At Austerlitz, when the Russian army are broken and in flight, Prince Andrei attempts to save the day; he stems the tide of the fugitives, seizes the flag as it falls from the hand of a dying officer, and leads the whole battalion against a French battery; he is shot down with the flag still in his hand; he believes himself fatally wounded and, as he sinks into unconsciousness, realises suddenly the emptiness of all he has striven for and the beauty of that sweet and profound peace which lies at the heart of the world, but which, until that moment of marvellous insight—-the insight given by the near approach of death—he had never even seen.
"He opened his eyes, hoping to see how the struggle between the artilleryman and the Frenchman ended, and anxious to know whether or not the red-headed artillerist was killed, and the cannon saved or captured. But he could see nothing of it. Over him, he could see nothing except the sky, the lofty sky, no longer clear but still immeasurably lofty and with light grey clouds slowly wandering over it.
"'How still, calm, and solemn! How entirely different from when I was running,' said Prince Andrei to himself. 'It was not so when we were all running and shouting and fighting.... How is it that I never saw before this lofty sky? And how glad I am that I have learned to know it at last. Yes! all is empty, all is deception, except these infinite heavens. Nothing, nothing at all, beside! And even that is nothing but silence and peace! And thank God!'"
Prince Andrei, sinking once more into unconsciousness, recovers to find Napoleon surveying him and calling him "une belle mort." When it is discovered that he is alive Napoleon congratulates him on his magnificent courage; but even the praise of this man, hitherto Prince Andrei's idol, does not move him. He has seen, once and for all, the emptiness of military glory. He recovers from his wound, and, softened and tender, returns to his family, who are mourning him as dead; he finds a son just born to him and his wife dying in childbirth.
Henceforward Prince Andrei is changed, gentle, and tender, but melancholy, and regarding himself as a man whose life is done. Interest returns again when he meets Natasha Rostof—one of the most charming heroines in fiction; Natasha is the very embodiment of joy in life, all poetry, passion, and romance. She enthrals Prince Andrei, he is happy as he has never been, and they are betrothed, but the opposition of his family causes the marriage to be postponed.
Unfortunately Natasha has the defects of her qualities; she allows herself to be fascinated (though only momentarily) by a hopelessly inferior man. Prince Andrei, deeply wounded both in his love and in his pride, refuses to forgive; the old bitterness against life, the old anger return once more.
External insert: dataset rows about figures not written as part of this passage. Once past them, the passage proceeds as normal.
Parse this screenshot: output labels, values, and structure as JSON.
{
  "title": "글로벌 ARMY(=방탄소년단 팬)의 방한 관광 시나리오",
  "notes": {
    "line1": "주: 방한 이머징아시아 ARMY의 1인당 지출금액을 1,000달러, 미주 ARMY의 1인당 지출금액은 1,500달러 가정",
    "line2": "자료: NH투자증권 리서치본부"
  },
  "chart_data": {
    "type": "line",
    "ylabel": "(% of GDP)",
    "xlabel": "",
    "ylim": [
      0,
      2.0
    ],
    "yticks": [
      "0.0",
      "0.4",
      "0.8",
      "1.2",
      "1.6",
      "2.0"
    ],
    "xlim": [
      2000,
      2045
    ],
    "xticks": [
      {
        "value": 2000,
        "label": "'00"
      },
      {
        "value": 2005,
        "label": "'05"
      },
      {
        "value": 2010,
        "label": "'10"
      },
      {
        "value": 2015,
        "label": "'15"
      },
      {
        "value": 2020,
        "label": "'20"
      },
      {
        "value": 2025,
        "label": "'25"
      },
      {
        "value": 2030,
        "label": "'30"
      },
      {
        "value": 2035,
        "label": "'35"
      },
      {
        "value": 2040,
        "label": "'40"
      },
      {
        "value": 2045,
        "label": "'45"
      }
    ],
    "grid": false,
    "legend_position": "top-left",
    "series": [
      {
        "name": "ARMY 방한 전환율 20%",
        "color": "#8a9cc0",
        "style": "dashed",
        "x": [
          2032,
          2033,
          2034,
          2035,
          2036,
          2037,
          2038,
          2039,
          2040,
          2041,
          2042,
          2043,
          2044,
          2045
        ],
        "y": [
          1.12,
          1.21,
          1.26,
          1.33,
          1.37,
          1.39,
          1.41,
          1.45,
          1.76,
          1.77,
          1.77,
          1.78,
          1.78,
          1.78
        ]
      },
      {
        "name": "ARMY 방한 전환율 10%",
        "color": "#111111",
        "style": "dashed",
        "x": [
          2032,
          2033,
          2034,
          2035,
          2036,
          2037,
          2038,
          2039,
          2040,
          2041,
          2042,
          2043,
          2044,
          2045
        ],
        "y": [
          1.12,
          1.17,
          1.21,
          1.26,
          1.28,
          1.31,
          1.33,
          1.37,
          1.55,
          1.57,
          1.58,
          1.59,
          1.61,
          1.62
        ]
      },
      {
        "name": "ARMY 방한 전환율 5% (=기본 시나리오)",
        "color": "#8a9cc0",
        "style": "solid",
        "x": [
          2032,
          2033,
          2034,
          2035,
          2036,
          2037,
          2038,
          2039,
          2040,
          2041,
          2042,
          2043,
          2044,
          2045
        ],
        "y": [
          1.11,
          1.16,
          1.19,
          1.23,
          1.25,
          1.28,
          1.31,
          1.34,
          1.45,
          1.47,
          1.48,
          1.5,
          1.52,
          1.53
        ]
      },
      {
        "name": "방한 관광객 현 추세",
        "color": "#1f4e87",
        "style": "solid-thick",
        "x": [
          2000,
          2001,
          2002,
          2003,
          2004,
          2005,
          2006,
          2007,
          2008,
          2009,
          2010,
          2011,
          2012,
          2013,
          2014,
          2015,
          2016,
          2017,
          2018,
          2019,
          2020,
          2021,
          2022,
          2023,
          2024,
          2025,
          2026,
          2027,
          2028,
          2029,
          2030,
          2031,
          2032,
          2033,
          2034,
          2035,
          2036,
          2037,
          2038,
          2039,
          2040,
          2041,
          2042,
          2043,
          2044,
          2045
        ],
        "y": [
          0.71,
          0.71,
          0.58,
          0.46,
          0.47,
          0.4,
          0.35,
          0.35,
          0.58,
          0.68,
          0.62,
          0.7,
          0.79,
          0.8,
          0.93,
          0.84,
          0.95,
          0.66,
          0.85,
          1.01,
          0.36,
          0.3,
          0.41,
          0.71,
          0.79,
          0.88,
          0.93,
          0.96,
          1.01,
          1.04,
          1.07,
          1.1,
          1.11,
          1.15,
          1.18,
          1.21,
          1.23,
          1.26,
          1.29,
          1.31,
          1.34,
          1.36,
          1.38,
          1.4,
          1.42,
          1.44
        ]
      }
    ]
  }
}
He seeks his rival, Kuragin, and, not finding him, re-enters military service.
At the battle of Borodino Prince Andrei is wounded again, and this time, as it proves, fatally; he lingers for some weeks, and, before his death, fate grants him one last happiness; the Rostofs, in the flight from Moscow, sacrifice their own property to save some Russian wounded among whom, unknown to them, is Prince Andrei; he and Natasha meet again.
In all Tolstoy's pages none are more lovely and pathetic than those depicting this union on the edge of the grave; for a time there is hope—the renewal of his heart's joy assisting the wounded man to rally—but it is only for a brief space, and there succeeds the tragic and terrible yet beautiful alienation of death.